D'ordinaire, j'ai toujours la côte avec la gente féminine, et ce pour mon plus grand plaisir. Jamais de difficulté particulière. Si je désire une femme, elle ne me résiste pas. Un peu plus et je n'aurais qu'à me baisser pour en ramasser une.

Attention, ce n'est pas pour autant que je n'aime pas un peu de difficulté. Sans parler de celles aux moeurs un peu trop libérée. Je n'apprécie pas de me savoir interchangeable à leurs yeux.

Les déconvenues ne sont pas terminées. Le temps de valider mon ticket, un type un peu enrobé d'une quarantaine d'années, le front bien dégarni, me coupe le chemin pour venir s'asseoir à côté de ma proie, me reléguant ainsi sur le siège arrière ! Bon, je n'ai pas entièrement fait chou blanc, puisque le contact est établi. J'aurais souhaité qu'il soit plus positif.

De là où je me situe, je ne parviens pas à voir ce à quoi elle occupe son temps durant le trajet. Est-elle en train de lire un bouquin ? Si oui, en connaitre le titre m'aiderais à l'aborder lors de notre prochaine rencontre. Pour le moment, ça me parait cuit. J'en profite alors pour vérifier mes mails sur mon téléphone portable. Etant l'un des fondateurs de mon entreprise, je me dois de me tenir informé au quotidien sur les affaires en cours, bien que la période soit assez calme d'où mon absence. Je réponds aux messages les plus urgents.Inutile d''y consacrer plus de temps que nécessaire. après tout, ne suis-je pas sensé me trouver en congés ?

Je décide de descendre au même arrêt que Hyacinthe. De là, je pourrais récupérer ma moto. Sur une impulsion, je la rattrape sur le trottoir et décide d'engager la conversation :

- Salut,

- Hum

Ce simple son représente tout ce que j'obtiens d'elle.
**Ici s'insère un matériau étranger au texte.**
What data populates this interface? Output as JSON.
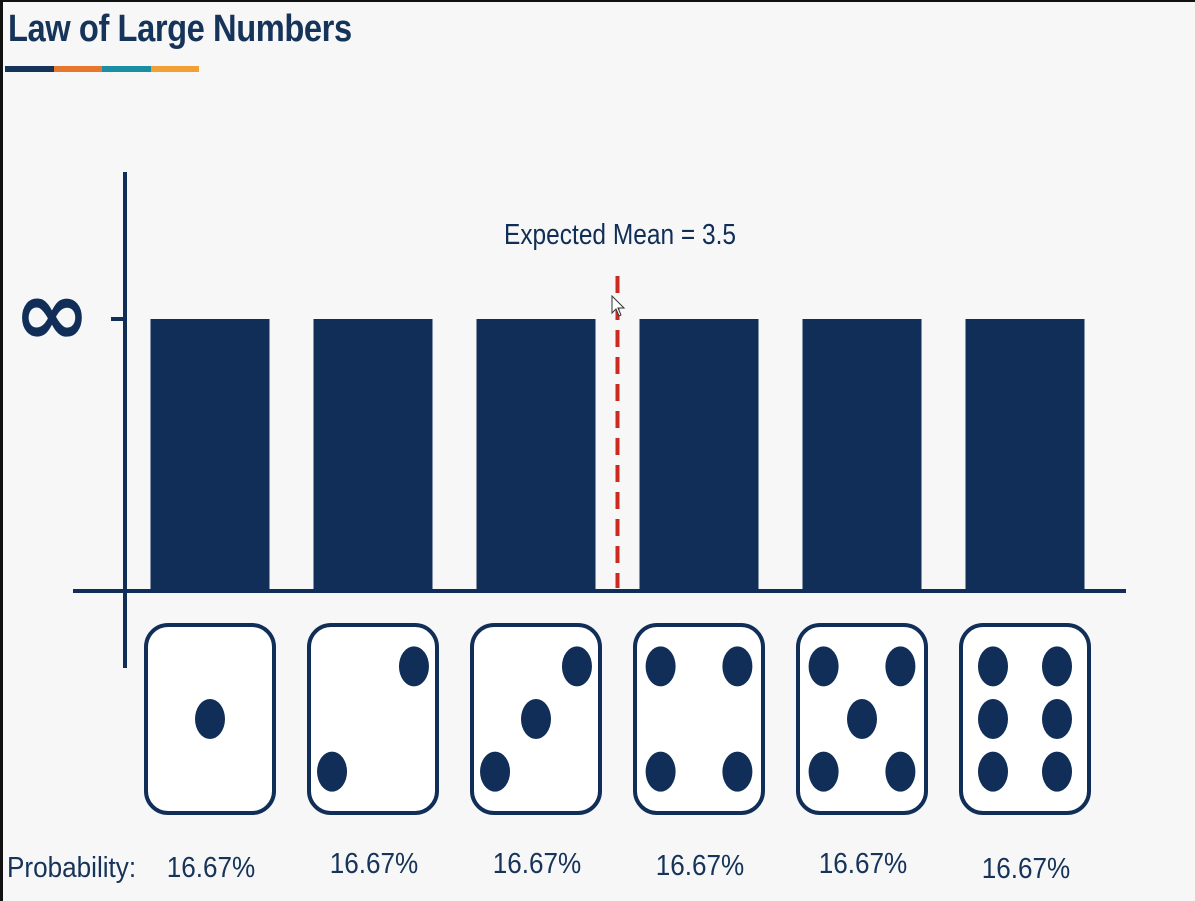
{
  "header": {
    "title": "Law of Large Numbers",
    "underline_colors": [
      "#163359",
      "#e8772e",
      "#1b8ea3",
      "#f0a035"
    ]
  },
  "colors": {
    "bar": "#102e57",
    "axis": "#102e57",
    "mean_line": "#cc2a1e",
    "background": "#f7f7f7"
  },
  "chart_data": {
    "type": "bar",
    "categories": [
      "1",
      "2",
      "3",
      "4",
      "5",
      "6"
    ],
    "values": [
      1,
      1,
      1,
      1,
      1,
      1
    ],
    "ylim": [
      0,
      1
    ],
    "y_tick_label": "∞",
    "mean_line": {
      "x": 3.5,
      "label": "Expected Mean = 3.5",
      "style": "dashed"
    },
    "category_icons": [
      "die-1",
      "die-2",
      "die-3",
      "die-4",
      "die-5",
      "die-6"
    ],
    "probability_label": "Probability:",
    "probabilities": [
      "16.67%",
      "16.67%",
      "16.67%",
      "16.67%",
      "16.67%",
      "16.67%"
    ]
  }
}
Il est clair qu'elle ne souhaite pas me faciliter la tâche. Peu importe, je sais me montrer persévérant quand la situation l'exige. Je n'en serais pas arrivé aussi loin dans le monde du travail si je m'étais arrêter au premier obstacle !
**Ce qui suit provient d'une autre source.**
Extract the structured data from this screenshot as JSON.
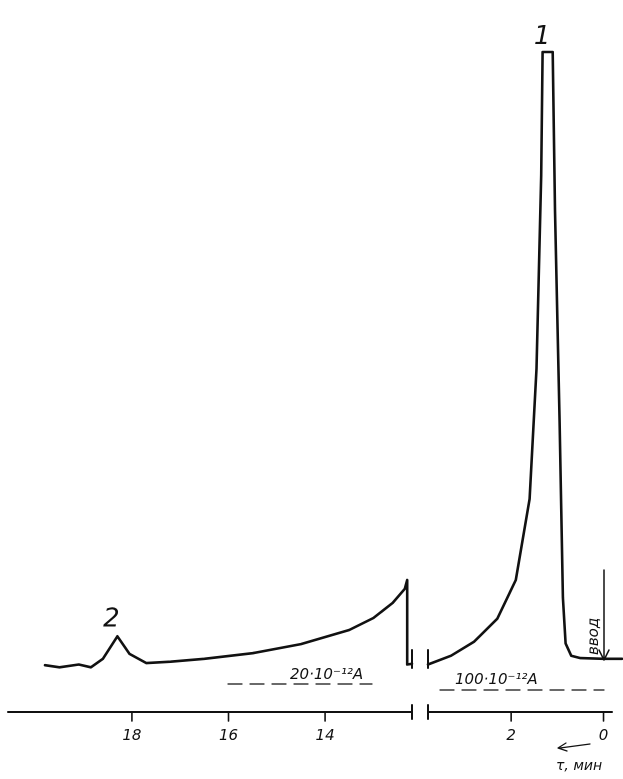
{
  "chart_data": {
    "type": "line",
    "title": "",
    "xlabel": "τ, мин",
    "ylabel": "",
    "x_axis_direction": "decreasing to the right",
    "axis_break": true,
    "grid": false,
    "segments": [
      {
        "name": "",
        "xlim": [
          19.8,
          12.2
        ],
        "sensitivity_label": "20·10⁻¹²А",
        "ticks": [
          {
            "value": 18,
            "label": "18"
          },
          {
            "value": 16,
            "label": "16"
          },
          {
            "value": 14,
            "label": "14"
          }
        ],
        "points": [
          [
            19.8,
            0.08
          ],
          [
            19.5,
            0.02
          ],
          [
            19.1,
            0.1
          ],
          [
            18.85,
            0.02
          ],
          [
            18.6,
            0.26
          ],
          [
            18.3,
            0.9
          ],
          [
            18.05,
            0.4
          ],
          [
            17.7,
            0.14
          ],
          [
            17.2,
            0.18
          ],
          [
            16.5,
            0.26
          ],
          [
            15.5,
            0.42
          ],
          [
            14.5,
            0.68
          ],
          [
            13.5,
            1.08
          ],
          [
            13.0,
            1.42
          ],
          [
            12.6,
            1.85
          ],
          [
            12.35,
            2.25
          ],
          [
            12.3,
            2.5
          ],
          [
            12.3,
            0.1
          ],
          [
            12.2,
            0.12
          ]
        ],
        "annotations": [
          {
            "label": "2",
            "x": 18.3,
            "y": 0.9
          }
        ]
      },
      {
        "name": "",
        "xlim": [
          3.8,
          -0.4
        ],
        "sensitivity_label": "100·10⁻¹²А",
        "ticks": [
          {
            "value": 2,
            "label": "2"
          },
          {
            "value": 0,
            "label": "0"
          }
        ],
        "points": [
          [
            3.8,
            0.1
          ],
          [
            3.3,
            0.35
          ],
          [
            2.8,
            0.75
          ],
          [
            2.3,
            1.4
          ],
          [
            1.9,
            2.5
          ],
          [
            1.6,
            4.8
          ],
          [
            1.45,
            8.5
          ],
          [
            1.35,
            14.0
          ],
          [
            1.32,
            17.5
          ],
          [
            1.1,
            17.5
          ],
          [
            1.05,
            13.0
          ],
          [
            0.95,
            7.0
          ],
          [
            0.88,
            2.0
          ],
          [
            0.82,
            0.7
          ],
          [
            0.7,
            0.35
          ],
          [
            0.5,
            0.28
          ],
          [
            0.0,
            0.26
          ],
          [
            -0.4,
            0.26
          ]
        ],
        "annotations": [
          {
            "label": "1",
            "x": 1.2,
            "y": 17.5
          },
          {
            "label": "ввод",
            "x": 0.1,
            "y": 0.26
          }
        ]
      }
    ]
  }
}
- Encore désolé pour tout à l'heure. Je n'ai pas anticipé la bousculade.

- Hum.

- Ça t'arrive de faire des phrases pour répondre quand on s'adresse à toi ?

- Uniquement si j'ai envie d'engager la conversation.

Elle ne me laisse pas le temps de répliquer et avance d'un pas rapide. Je juge plus sage de ne pas persévérer pour aujourd'hui. De toute évidence, je l'ai quelque peu sous-estimée. Il faut dire qu'elle ne doit pas avoir l'habitude qu'un mec comme moi la remarque et encore moins lui adresse la parole. Pas étonnant qu'elle soit sur la défensive.

Décidément, il fallait vraiment que j'aborde cette fille autrement qu'à l'accoutumée, sans quoi je n'arriverais à rien. Ce qui n'était pas une possibilité. Je n'avais pas pour habitude de ne pas atteindre les objectifs que je m'étais fixés.